Sister Claire sat in her office the next afternoon awaiting Louis as the gorged spider awaits the fly, with desire indeed, but without anxiety. Her office consisted of three rooms, opening into one another within, each connected by doors with the hall without. A solemn youth kept guard in the antechamber, a bilious lad whose feverish imagination enshrined Sister Claire and McMeeter on the same altar, and fed its fires on the promises of the worthy pair some day to send him on a mission as glorious as their own. The furnishings had the severe simplicity of the convent. The brilliant costume of the woman riveted the eye by the very dulness of her surroundings. At close view her beauty seemed more spiritual than in her public appearances. The heavy eyebrows were a blemish indeed, but like a beauty-spot emphasized the melting eyes and the peachy skin.

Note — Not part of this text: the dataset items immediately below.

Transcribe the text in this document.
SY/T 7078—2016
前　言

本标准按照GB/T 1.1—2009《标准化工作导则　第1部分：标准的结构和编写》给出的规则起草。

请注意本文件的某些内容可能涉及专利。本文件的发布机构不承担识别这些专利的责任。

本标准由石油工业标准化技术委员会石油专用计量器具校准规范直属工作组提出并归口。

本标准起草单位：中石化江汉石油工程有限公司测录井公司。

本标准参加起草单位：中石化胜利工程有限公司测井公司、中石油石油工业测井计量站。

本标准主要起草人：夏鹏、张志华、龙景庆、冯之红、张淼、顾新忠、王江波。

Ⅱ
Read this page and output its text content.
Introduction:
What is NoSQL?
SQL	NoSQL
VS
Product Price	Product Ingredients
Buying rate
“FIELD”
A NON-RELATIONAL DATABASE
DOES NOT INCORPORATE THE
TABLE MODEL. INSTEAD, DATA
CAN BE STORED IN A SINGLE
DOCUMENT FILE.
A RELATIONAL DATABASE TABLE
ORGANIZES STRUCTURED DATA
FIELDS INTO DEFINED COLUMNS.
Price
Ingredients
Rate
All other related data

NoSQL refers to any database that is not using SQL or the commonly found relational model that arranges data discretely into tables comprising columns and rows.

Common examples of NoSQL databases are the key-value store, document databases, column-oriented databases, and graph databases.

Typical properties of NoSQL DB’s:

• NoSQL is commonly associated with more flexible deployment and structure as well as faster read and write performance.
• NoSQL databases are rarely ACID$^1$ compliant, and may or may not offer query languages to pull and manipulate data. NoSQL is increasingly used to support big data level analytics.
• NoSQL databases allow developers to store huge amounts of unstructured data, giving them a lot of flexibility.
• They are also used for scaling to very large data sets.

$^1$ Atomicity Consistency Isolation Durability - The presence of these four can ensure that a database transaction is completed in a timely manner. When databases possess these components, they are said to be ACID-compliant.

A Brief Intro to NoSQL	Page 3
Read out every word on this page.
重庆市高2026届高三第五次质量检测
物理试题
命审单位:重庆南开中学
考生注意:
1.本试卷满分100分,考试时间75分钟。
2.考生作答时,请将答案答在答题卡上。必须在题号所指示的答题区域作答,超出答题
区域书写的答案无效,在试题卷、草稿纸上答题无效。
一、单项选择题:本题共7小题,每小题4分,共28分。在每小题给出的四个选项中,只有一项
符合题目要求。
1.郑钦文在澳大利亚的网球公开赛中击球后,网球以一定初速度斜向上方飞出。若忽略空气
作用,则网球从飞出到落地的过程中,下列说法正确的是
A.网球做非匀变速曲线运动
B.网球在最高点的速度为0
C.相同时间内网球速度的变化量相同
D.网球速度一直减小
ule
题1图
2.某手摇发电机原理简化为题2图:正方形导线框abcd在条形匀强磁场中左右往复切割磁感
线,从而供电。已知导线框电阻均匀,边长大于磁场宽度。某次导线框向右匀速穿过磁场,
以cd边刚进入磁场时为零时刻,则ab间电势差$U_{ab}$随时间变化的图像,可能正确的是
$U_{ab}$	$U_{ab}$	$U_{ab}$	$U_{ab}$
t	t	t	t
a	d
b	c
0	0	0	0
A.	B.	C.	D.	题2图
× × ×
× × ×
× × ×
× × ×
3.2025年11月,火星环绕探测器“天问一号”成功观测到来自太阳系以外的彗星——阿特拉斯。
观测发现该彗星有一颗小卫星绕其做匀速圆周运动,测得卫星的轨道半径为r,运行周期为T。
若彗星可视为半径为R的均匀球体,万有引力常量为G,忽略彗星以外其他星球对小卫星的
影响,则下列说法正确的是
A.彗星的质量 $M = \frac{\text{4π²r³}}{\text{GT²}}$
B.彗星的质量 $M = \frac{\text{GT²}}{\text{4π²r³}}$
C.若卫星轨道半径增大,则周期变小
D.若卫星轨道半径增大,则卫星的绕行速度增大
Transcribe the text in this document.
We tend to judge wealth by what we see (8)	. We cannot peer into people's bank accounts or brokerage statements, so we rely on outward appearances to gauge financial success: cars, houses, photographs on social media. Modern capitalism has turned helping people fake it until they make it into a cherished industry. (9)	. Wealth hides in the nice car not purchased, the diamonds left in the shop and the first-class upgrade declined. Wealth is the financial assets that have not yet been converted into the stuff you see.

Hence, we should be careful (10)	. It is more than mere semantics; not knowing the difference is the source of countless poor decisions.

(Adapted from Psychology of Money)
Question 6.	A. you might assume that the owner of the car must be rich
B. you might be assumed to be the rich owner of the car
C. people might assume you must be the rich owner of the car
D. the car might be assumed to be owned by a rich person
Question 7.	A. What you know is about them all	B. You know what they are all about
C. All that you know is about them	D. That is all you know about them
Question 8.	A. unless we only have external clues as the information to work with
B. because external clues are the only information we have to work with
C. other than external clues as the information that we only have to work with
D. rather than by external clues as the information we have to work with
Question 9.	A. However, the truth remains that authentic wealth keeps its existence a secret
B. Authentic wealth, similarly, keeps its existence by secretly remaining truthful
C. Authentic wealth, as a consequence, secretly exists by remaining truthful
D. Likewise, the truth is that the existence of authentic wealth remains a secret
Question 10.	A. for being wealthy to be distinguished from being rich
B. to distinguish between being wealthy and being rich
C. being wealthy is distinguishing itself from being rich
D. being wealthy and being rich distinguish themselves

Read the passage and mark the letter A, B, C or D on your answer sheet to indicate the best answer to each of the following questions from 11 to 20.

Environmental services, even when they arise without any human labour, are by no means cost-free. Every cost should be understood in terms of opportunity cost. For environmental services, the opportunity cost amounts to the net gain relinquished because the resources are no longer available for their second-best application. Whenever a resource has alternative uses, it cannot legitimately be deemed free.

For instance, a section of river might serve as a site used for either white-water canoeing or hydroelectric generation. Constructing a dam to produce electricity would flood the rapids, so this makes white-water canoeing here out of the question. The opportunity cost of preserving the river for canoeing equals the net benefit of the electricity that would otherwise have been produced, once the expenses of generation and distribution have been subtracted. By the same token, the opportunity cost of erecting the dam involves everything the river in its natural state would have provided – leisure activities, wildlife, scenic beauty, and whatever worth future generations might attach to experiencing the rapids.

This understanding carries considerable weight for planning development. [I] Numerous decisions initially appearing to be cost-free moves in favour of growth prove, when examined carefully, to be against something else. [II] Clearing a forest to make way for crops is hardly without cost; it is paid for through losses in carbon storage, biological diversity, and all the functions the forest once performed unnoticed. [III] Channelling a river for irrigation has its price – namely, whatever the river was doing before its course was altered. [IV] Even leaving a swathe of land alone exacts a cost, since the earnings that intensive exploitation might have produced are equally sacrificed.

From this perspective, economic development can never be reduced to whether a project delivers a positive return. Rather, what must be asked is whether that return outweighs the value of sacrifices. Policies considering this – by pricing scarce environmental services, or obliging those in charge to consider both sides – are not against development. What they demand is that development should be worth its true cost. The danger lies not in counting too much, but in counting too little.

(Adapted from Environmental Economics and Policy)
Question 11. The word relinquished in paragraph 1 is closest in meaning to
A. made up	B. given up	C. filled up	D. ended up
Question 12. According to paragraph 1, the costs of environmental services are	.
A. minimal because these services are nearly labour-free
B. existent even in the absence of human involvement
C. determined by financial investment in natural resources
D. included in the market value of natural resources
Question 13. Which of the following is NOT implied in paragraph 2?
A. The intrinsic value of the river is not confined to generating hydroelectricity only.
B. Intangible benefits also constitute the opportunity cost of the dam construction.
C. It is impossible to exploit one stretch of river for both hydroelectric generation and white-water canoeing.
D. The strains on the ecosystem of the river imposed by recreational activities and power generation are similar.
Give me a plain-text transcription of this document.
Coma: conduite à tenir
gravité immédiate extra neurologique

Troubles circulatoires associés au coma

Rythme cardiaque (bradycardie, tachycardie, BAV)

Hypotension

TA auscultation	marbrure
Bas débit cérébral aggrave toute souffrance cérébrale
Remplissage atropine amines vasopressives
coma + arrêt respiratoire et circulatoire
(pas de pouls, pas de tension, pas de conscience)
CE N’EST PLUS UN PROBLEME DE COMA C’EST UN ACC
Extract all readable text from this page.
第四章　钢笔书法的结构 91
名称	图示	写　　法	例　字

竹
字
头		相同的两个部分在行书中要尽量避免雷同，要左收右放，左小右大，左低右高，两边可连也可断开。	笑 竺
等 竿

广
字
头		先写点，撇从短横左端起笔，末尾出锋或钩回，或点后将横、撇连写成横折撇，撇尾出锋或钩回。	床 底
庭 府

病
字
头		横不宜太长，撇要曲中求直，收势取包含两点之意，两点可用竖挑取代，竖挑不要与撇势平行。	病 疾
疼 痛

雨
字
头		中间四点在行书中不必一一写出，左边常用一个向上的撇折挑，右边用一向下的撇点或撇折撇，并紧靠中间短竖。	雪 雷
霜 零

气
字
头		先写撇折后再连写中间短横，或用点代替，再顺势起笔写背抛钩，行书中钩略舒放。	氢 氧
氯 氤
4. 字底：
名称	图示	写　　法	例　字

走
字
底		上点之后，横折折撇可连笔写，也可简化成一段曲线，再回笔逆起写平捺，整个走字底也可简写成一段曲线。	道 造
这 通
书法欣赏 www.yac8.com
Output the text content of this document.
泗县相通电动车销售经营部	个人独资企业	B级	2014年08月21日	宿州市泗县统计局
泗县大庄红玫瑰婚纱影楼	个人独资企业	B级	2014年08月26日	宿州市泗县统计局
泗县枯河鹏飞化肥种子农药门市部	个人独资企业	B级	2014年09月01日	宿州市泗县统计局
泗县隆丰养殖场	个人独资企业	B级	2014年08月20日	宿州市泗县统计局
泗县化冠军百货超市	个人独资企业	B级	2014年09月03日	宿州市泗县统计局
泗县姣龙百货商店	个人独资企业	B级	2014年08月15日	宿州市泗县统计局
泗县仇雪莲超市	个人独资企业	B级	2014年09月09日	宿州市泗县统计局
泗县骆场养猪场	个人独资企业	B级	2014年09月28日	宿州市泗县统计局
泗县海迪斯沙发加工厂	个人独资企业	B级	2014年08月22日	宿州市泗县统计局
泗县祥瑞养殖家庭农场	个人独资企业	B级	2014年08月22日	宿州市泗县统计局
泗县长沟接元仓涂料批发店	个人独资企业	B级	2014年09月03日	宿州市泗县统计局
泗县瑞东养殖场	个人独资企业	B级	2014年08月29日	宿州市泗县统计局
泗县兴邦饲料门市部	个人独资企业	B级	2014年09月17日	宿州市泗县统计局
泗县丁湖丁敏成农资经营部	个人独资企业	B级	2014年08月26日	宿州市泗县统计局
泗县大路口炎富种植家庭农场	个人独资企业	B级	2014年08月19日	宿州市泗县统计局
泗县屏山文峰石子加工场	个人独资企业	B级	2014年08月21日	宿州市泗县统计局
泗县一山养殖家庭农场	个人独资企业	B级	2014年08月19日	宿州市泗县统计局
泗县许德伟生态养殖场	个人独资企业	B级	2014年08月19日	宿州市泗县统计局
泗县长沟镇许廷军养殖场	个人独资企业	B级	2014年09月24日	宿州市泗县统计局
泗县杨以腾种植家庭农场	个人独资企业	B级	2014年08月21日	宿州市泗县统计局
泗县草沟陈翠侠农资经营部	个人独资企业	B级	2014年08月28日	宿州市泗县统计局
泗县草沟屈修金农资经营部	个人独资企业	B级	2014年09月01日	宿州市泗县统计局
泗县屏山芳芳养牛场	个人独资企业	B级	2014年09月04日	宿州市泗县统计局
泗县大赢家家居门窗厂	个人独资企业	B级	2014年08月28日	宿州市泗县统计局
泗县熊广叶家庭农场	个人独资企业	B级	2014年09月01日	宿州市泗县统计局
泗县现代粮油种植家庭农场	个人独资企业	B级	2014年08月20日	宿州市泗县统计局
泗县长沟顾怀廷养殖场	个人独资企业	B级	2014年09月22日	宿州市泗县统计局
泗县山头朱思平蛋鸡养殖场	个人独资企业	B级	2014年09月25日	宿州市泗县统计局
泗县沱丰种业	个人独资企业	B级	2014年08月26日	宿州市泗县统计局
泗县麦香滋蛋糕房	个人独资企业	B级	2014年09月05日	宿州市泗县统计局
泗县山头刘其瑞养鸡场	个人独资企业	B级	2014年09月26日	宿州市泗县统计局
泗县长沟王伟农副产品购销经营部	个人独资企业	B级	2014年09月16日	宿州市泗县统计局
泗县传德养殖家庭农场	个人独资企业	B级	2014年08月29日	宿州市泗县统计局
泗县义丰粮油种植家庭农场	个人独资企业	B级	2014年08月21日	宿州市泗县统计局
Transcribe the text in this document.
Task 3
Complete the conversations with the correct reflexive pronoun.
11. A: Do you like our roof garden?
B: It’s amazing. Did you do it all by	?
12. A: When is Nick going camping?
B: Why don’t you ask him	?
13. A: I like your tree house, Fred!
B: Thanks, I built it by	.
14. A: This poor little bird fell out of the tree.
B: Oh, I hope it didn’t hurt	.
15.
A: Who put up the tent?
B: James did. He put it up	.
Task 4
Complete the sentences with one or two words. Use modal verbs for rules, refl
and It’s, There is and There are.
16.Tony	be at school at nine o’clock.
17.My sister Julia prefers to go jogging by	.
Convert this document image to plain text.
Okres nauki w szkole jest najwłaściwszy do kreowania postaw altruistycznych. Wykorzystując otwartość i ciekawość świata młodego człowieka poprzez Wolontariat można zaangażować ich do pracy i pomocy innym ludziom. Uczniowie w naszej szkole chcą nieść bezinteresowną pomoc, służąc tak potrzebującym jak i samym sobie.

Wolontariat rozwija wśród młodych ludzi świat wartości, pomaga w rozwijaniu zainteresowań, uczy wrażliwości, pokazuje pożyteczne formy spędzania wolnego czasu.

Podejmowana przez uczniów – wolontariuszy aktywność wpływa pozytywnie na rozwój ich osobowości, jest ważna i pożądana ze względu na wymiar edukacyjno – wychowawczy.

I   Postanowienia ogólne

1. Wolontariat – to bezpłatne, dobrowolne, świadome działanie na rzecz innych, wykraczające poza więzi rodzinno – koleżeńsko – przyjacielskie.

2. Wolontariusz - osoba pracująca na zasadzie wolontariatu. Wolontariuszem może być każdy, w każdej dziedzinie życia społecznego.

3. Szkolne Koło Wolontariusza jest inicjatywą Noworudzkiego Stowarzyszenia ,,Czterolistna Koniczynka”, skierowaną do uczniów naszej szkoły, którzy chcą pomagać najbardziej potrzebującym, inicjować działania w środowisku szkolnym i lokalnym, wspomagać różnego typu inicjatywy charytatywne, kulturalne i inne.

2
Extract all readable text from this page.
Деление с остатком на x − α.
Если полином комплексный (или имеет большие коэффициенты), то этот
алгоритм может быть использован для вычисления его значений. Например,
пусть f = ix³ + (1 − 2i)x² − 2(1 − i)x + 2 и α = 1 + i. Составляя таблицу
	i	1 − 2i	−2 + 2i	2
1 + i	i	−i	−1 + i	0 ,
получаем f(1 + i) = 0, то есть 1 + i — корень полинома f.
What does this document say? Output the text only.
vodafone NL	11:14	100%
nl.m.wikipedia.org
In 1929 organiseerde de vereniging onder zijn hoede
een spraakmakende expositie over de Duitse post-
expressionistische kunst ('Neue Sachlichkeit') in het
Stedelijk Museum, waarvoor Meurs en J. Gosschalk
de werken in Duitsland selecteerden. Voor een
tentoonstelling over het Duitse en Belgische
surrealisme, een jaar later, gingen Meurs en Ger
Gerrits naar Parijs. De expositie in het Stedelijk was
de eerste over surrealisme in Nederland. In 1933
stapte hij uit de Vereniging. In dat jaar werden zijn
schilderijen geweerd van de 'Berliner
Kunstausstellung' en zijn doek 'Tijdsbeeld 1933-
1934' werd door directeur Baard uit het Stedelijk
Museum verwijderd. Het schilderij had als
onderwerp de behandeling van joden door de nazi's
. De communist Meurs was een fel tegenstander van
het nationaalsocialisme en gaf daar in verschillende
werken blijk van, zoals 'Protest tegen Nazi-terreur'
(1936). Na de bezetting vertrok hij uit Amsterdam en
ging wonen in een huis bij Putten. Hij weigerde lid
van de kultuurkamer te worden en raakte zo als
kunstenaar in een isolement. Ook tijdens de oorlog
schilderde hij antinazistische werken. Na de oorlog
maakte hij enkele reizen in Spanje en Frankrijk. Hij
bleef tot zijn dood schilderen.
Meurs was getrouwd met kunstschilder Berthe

The creamy habit of the nun and the white coif about her head left only her oval face and her lovely hands visible; but what a revelation were these of loveliness and grace! One glance at her tender face and the little hands would have scattered to the winds the slanders of Colette. Success had thrilled but not coarsened the escaped nun. As Grahame had surmised, she was now the hinge of Livingstone's scheme. The success of her book and the popularity of her lectures, together with her discreet behavior, had given her immense influence with her supporters and with the leaders. Their money poured into her lap. She did not need it while her book sold and her lectures were crowded.